Shop By Image Search vs Google Lens and Amazon Lens
Shop by image search tools differ most in where they search and what they do after the match. Google Lens is broad visual search, Amazon Lens searches Amazon, and Invy focuses on multi-store image search shopping with price comparison.
| Tool | Main strength | Main limit | Shopping fit |
|---|---|---|---|
| Invy | Aggregates product matches across multiple retailers | Limited to integrated retailer and data sources | Strong for comparing final offers |
| Google Lens | Broad recognition across web images, places, text, and products | Not built mainly for cross-store price comparison | Good starting point for general discovery |
| Amazon Lens | Fast product matching inside Amazon | Limited to Amazon catalog results | Useful for Amazon-first shoppers |
A 2018 Gartner report projected that early adopters of visual and voice search could increase digital commerce revenue by up to 30%, according to its source. Shoppers looking for a deal-aware product finder should prioritize tools that combine image matching, price comparison, retailer coverage, and shipping checks in one flow.
Related Invy Features for Visual Product Search
Invy pairs visual product search with features that help after the first match appears. Price comparison across stores is the big one, especially when two listings look identical but shipping changes the final price.
Deal alerts and price drop notifications help when the item is right but the current price is not. A final price circled in a screenshot is useful today; an alert is better when the cart can wait.
AI product Q&A can explain differences between look-alike items, such as material, dimensions, or included accessories. Text plus image hybrid search also helps narrow results when you want the same shape in black, under $75, or from a specific retailer. The compare prices from photo page covers that buying step directly.
Limitations of Shop By Image Search
Shop by image search is a shortcut, not proof that the item is exact, available, or genuine. Same-looking is not always same-product.
- Niche, custom, vintage, or handmade items are underrepresented in retailer catalogs and often return weak matches.
- Blurry, dark, filtered, or cluttered photos can reduce accuracy significantly.
- Multiple objects, mirrors, reflections, and busy backgrounds can confuse visual matching.
- Price comparison is limited to retailers and data sources Invy is integrated with, not the entire internet.
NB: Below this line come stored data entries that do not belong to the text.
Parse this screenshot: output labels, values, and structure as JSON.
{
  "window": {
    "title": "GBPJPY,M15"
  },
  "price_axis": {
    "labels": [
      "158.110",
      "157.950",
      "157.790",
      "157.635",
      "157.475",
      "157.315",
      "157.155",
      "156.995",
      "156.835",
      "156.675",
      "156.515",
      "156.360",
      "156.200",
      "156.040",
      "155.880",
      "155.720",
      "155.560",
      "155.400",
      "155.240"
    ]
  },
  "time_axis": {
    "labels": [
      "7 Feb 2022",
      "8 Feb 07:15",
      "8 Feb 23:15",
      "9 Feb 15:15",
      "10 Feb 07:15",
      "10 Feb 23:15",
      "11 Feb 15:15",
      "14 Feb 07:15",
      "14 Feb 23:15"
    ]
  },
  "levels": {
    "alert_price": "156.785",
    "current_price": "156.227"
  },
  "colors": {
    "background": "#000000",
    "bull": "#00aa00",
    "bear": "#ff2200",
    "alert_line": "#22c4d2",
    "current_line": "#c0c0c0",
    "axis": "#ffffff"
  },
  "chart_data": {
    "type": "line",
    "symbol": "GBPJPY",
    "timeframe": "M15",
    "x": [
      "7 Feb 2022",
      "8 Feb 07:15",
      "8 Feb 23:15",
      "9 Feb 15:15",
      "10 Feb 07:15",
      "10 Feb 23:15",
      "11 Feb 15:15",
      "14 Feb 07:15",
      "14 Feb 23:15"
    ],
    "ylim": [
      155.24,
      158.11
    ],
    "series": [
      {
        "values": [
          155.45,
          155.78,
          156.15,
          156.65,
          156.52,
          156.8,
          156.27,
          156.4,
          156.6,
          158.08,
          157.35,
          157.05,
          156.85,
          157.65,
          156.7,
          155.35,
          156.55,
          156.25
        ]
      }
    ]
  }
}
- Stock status can change quickly, and the tiny out-of-stock label may appear only after tapping into the retailer page.
- Prices, coupons, and shipping fees may change after the latest data refresh.
- Visual search models can inherit bias from training data, so underrepresented styles or regions may perform worse.
- Exact product matches are not guaranteed; results often include similar alternatives.
If exact identification matters, use an app that identifies products from photos as the starting point, then check the seller page before buying.